Neighbors at edit distance 1
This option outputs the number of orthographic neighbors at edit distance 1. This is the number of words that can be made from the candidate by substituting, deleting, or inserting a single letter. Setting this option slows down the algorithm considerably.
The figure above shows the output when both OLD20 and Neighbors at edit distance 1 have been selected for the target word milk. This output clearly shows that all but one of the proposed nonwords have fewer neighbors than the target word milk. For instance misk has eight neighbors of edit distance 1, which is three less than milk.
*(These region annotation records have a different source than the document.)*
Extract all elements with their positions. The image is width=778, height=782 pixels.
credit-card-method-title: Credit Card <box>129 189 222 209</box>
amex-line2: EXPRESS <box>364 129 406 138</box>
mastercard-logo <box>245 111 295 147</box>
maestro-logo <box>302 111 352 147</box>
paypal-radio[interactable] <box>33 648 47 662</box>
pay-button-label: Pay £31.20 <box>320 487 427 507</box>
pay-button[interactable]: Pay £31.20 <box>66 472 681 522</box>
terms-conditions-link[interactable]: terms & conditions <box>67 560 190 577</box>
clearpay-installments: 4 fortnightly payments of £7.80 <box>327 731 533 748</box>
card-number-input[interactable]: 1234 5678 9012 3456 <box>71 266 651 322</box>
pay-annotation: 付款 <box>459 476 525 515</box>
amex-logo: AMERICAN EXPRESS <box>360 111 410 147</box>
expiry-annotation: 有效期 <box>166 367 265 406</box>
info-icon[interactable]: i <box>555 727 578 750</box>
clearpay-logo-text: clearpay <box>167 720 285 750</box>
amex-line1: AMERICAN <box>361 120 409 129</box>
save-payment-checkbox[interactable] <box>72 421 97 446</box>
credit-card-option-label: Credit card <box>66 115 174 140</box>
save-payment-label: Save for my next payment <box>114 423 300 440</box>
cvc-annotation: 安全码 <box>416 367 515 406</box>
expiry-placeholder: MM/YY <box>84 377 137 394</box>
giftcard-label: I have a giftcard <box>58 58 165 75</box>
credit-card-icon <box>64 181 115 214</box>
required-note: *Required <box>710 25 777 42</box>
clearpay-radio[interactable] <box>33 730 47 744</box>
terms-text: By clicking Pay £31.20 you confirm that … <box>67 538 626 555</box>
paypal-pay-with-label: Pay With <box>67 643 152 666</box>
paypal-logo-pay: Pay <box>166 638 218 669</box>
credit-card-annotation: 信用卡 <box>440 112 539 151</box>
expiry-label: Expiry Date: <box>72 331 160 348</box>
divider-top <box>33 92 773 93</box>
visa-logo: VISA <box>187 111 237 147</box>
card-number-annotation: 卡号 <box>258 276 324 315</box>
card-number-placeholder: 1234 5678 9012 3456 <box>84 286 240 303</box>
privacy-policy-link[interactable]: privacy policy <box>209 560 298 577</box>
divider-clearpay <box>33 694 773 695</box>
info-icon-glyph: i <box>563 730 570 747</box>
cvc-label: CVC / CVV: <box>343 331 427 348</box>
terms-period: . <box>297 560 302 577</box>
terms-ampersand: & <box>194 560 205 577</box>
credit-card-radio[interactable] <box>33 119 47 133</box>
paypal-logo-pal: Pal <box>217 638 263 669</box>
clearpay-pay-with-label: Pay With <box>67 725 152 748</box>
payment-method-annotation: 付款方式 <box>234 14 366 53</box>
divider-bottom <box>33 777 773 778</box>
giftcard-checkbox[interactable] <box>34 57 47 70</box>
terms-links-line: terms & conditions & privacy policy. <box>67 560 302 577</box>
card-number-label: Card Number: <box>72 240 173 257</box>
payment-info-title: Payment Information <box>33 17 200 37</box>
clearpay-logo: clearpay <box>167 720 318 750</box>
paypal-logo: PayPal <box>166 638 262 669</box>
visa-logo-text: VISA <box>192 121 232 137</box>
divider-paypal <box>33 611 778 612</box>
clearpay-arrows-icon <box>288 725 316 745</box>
Similarly, the average edit distance to the 20 closest neighbors is 1.6, which is .25 more than milk. Mife looks like a better choice than misk, as it has one neighbor more at edit distance 1 than milk, rather than three less. Given that OLD20 is an important variable in lexical decision RTs, researchers may prefer to keep this as close to the word value as possible, as long as it does not change the difference in transition frequency too much. This shows the advantage of having more than one candidate proposed by Wuggy.
Number of overlapping segments
With this option checked, the number of segments that overlap in the generated sequence and the reference sequence will be shown, expressed as a fraction.
This option shows the largest difference in transition frequencies between the subsyllabic segments in the generated sequence and those in the reference sequence. For instance, if this measure is 14, the generated sequence contains a transition that occurs in 14 more words than the equivalent transition in the reference sequence. The frequencies of all other transitions are closer to the frequencies of the transitions in the reference sequence. Checking this option will also output the sum of all transition frequency deviations (absolute values) and a column showing where in the string the maximally deviating transition is situated.